Il Como di Cesc Fabregas ha fatto il suo ingresso nel panorama europeo con un esordio assoluto in Champions League che ha catturato l'attenzione ben oltre i confini italiani. La vittoria per 4-1 contro il Lipsia, nel primo match della fase a gironi della principale coppa continentale, ha suscitato ampi consensi in tutto il continente, e in particolare in Spagna. Qui, il lavoro del tecnico iberico, ex centrocampista del Barcellona e della nazionale spagnola, è stato accolto come la conferma di un progetto ormai riconoscibile e vincente, capace di imporsi sulla scena europea.
Il gioco che convince la Spagna e il progetto Como
Il Como, al suo esordio in Champions, è stato definito una "meraviglia". A colpire non è stato solo il risultato eclatante, ma soprattutto il modo brillante in cui Nico Paz e i suoi compagni hanno saputo interpretare la loro prima storica serata tra le grandi d'Europa, mostrando un calcio propositivo e coraggioso. Il prestigioso quotidiano Marca ha titolato con enfasi: "Meraviglia Como: l'arte di saper spendere i soldi", un'espressione che riassume perfettamente il clima di entusiasmo generale e riconosce la validità e l'efficacia del progetto sportivo lariano. Anche il quotidiano sportivo Sport ha evidenziato con chiarezza che "il successo del Como non è un caso isolato", attribuendo la rapida e costante crescita della squadra alla visione e alla dedizione con cui Fàbregas ha saputo costruire un gruppo ambizioso e coeso.
Il club, dopo un'assenza di oltre vent'anni dalla massima serie italiana, non si è infatti accontentato del semplice obiettivo della salvezza, ma ha dimostrato la volontà di puntare a traguardi sempre più ambiziosi e prestigiosi.
La stampa spagnola, in particolare, ha evidenziato con ammirazione come il Como si sia presentato in questa prestigiosa competizione europea mantenendo fede in modo esemplare alla propria identità di gioco e alla filosofia tattica. Il progetto tecnico del club, chiaramente volto a competere con avversari di grande tradizione e blasone, ha alimentato gli elogi proprio grazie a questa coerenza strategica e alla capacità di esprimere un calcio riconoscibile. Il quotidiano Mundo Deportivo ha definito l'esordio del Como in Champions "indimenticabile", sottolineando con forza come Nico Paz sia stato un "grande protagonista" della serata e riconoscendo al giovane talento argentino un ruolo assolutamente centrale e decisivo nella vittoria finale.
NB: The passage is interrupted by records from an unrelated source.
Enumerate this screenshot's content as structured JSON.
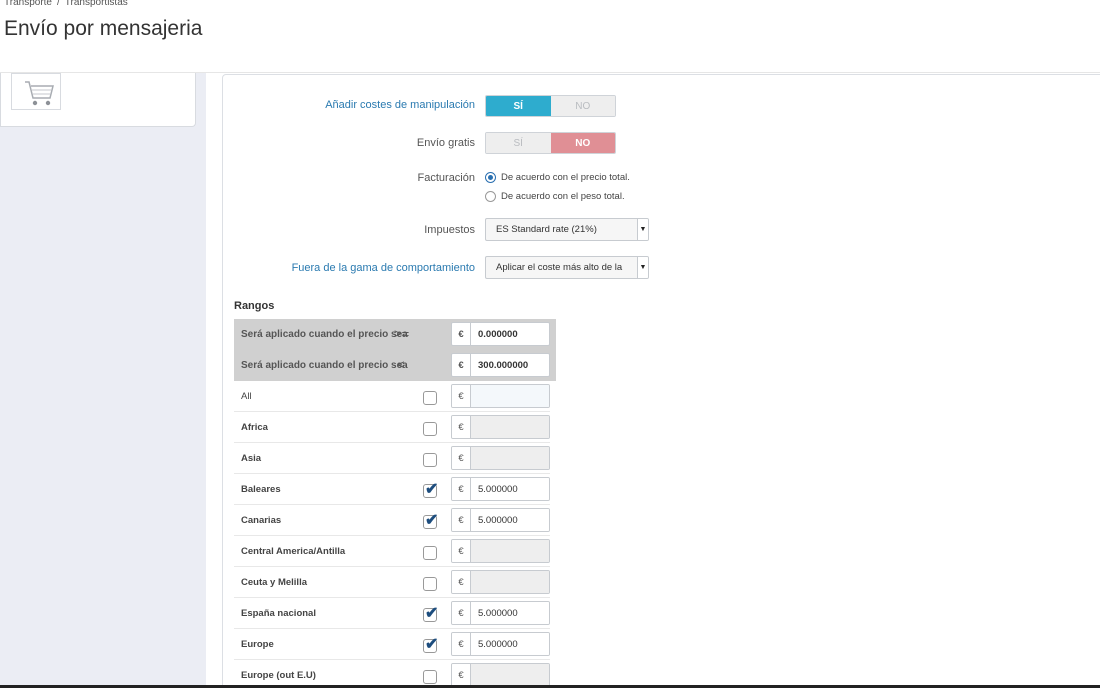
{
  "breadcrumb": {
    "item1": "Transporte",
    "separator": "/",
    "item2": "Transportistas"
  },
  "page_title": "Envío por mensajeria",
  "form": {
    "handling": {
      "label": "Añadir costes de manipulación",
      "yes": "SÍ",
      "no": "NO",
      "value": "yes"
    },
    "free_shipping": {
      "label": "Envío gratis",
      "yes": "SÍ",
      "no": "NO",
      "value": "no"
    },
    "billing": {
      "label": "Facturación",
      "options": [
        "De acuerdo con el precio total.",
        "De acuerdo con el peso total."
      ],
      "selected": 0
    },
    "tax": {
      "label": "Impuestos",
      "value": "ES Standard rate (21%)"
    },
    "out_of_range": {
      "label": "Fuera de la gama de comportamiento",
      "value": "Aplicar el coste más alto de la"
    }
  },
  "ranges": {
    "title": "Rangos",
    "lower": {
      "label": "Será aplicado cuando el precio sea",
      "op": ">=",
      "currency": "€",
      "value": "0.000000"
    },
    "upper": {
      "label": "Será aplicado cuando el precio sea",
      "op": "<",
      "currency": "€",
      "value": "300.000000"
    },
    "zones": [
      {
        "name": "All",
        "checked": false,
        "currency": "€",
        "value": ""
      },
      {
        "name": "Africa",
        "checked": false,
        "currency": "€",
        "value": ""
      },
      {
        "name": "Asia",
        "checked": false,
        "currency": "€",
        "value": ""
      },
      {
        "name": "Baleares",
        "checked": true,
        "currency": "€",
        "value": "5.000000"
      },
      {
        "name": "Canarias",
        "checked": true,
        "currency": "€",
        "value": "5.000000"
      },
      {
        "name": "Central America/Antilla",
        "checked": false,
        "currency": "€",
        "value": ""
      },
      {
        "name": "Ceuta y Melilla",
        "checked": false,
        "currency": "€",
        "value": ""
      },
      {
        "name": "España nacional",
        "checked": true,
        "currency": "€",
        "value": "5.000000"
      },
      {
        "name": "Europe",
        "checked": true,
        "currency": "€",
        "value": "5.000000"
      },
      {
        "name": "Europe (out E.U)",
        "checked": false,
        "currency": "€",
        "value": ""
      }
    ]
  },
  "colors": {
    "switch_yes": "#2eacce",
    "switch_no": "#e08f95",
    "help_label": "#2a7ab0"
  }
}
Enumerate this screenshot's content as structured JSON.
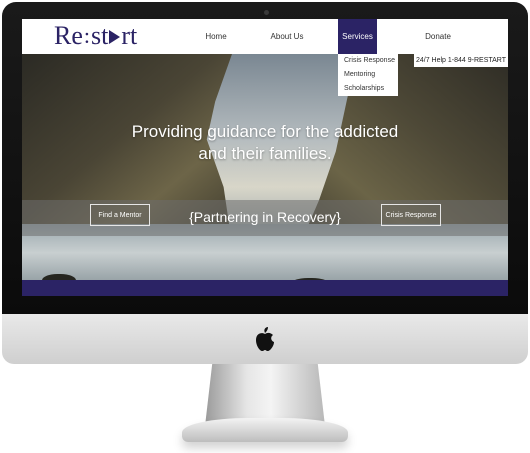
{
  "site": {
    "logo": {
      "left": "Re",
      "right": "st",
      "tail": "rt"
    },
    "nav": [
      {
        "label": "Home"
      },
      {
        "label": "About Us"
      },
      {
        "label": "Services"
      },
      {
        "label": "Donate"
      }
    ],
    "services_menu": [
      {
        "label": "Crisis Response"
      },
      {
        "label": "Mentoring"
      },
      {
        "label": "Scholarships"
      }
    ],
    "helpline": "24/7 Help 1-844 9-RESTART"
  },
  "hero": {
    "headline_line1": "Providing guidance for the addicted",
    "headline_line2": "and their families.",
    "tagline": "{Partnering in Recovery}",
    "buttons": {
      "mentor": "Find a Mentor",
      "crisis": "Crisis Response"
    }
  },
  "colors": {
    "brand": "#2b2365",
    "text": "#333333"
  },
  "icons": {
    "hardware_logo": "apple-logo-icon",
    "camera": "camera-dot-icon"
  }
}
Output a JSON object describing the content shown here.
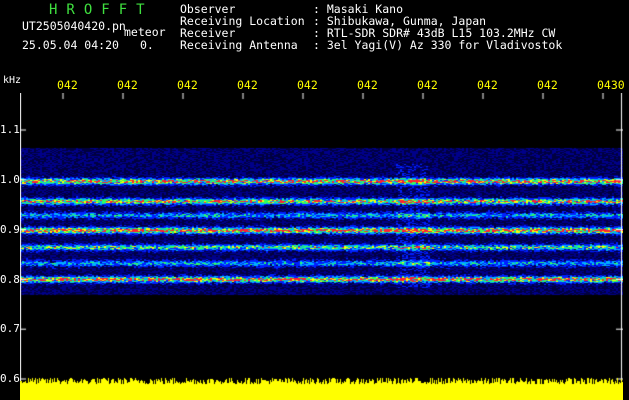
{
  "header": {
    "program_title": "HROFFT",
    "filename": "UT2505040420.pn",
    "suffix": "meteor",
    "datetime": "25.05.04 04:20",
    "count": "0."
  },
  "meta": [
    {
      "key": "Observer",
      "value": ": Masaki Kano"
    },
    {
      "key": "Receiving Location",
      "value": ": Shibukawa, Gunma, Japan"
    },
    {
      "key": "Receiver",
      "value": ": RTL-SDR SDR# 43dB L15 103.2MHz CW"
    },
    {
      "key": "Receiving Antenna",
      "value": ": 3el Yagi(V) Az 330 for Vladivostok"
    }
  ],
  "axis": {
    "unit": "kHz",
    "y_ticks": [
      "1.1",
      "1.0",
      "0.9",
      "0.8",
      "0.7",
      "0.6"
    ],
    "x_ticks": [
      "042",
      "042",
      "042",
      "042",
      "042",
      "042",
      "042",
      "042",
      "042",
      "0430"
    ]
  },
  "colors": {
    "title": "#3fe03f",
    "x_ticks": "#ffff00",
    "footer": "#ffff00"
  }
}
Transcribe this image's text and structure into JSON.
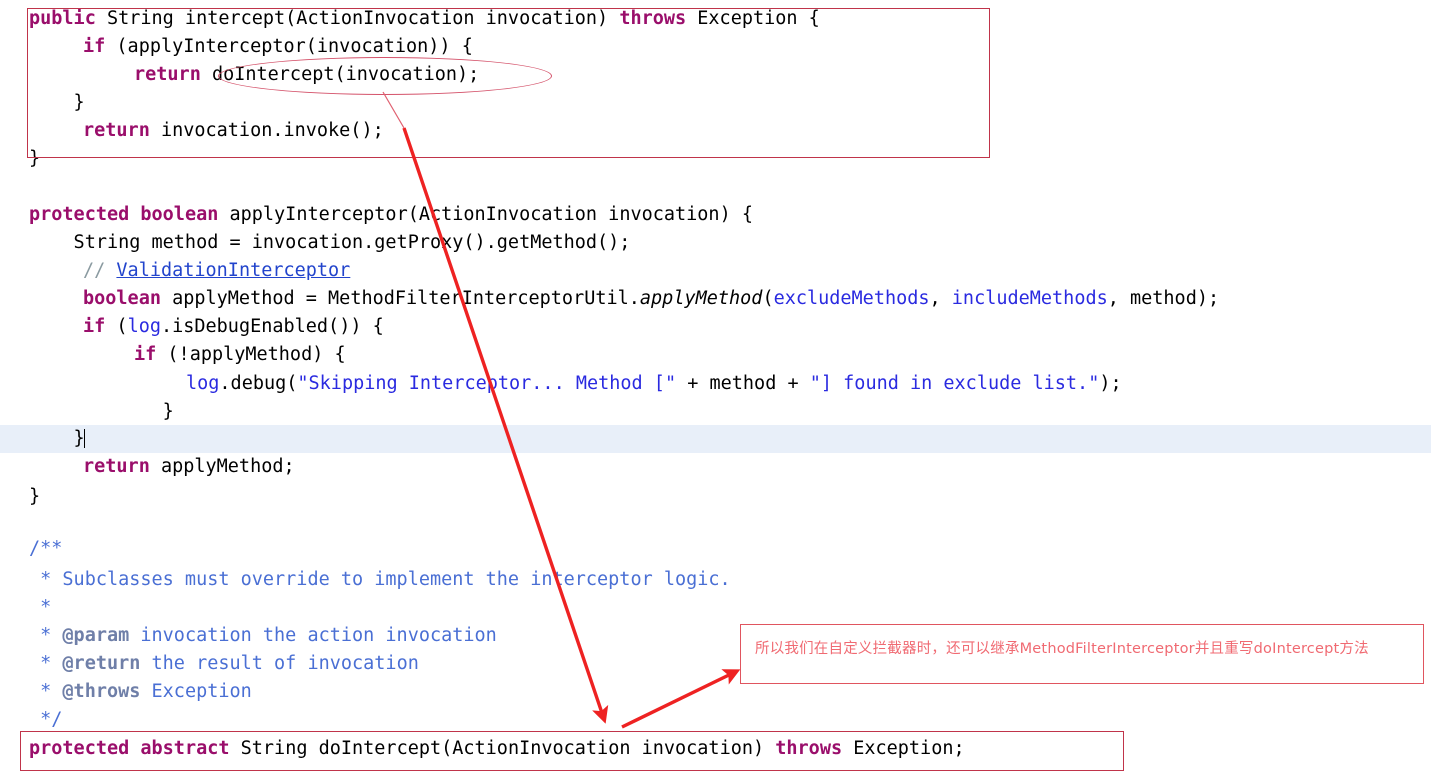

Nico Paz: la scelta del Como e il rimpianto del Real Madrid
Il nome di Nico Paz, dopo la sua brillante performance, è ora al centro anche delle più importanti dinamiche di mercato. Il prestigioso quotidiano sportivo As ha riportato con enfasi il profondo rimpianto del Real Madrid per non averlo riportato in rosa. Il club spagnolo, infatti, aveva espresso la ferma e chiara intenzione di riaverlo tra le sue fila, comunicandoglielo esplicitamente. Il giocatore, tuttavia, aveva valutato attentamente e con lungimiranza la competitiva rosa dei Blancos, che includeva stelle del calibro di Bernardo Silva, Arda Güler e Jude Bellingham. Per questo motivo, non riteneva di poter ottenere il minutaggio necessario e le opportunità di gioco fondamentali per proseguire il proprio percorso di crescita e affermazione a livello internazionale.
Dopo il suo straordinario debutto in Champions League con la maglia del Como, il giovane talento ha spiegato con convinzione di aver scelto il club lariano proprio perché lo considerava l'ambiente più stimolante e ideale per la sua crescita professionale e sportiva.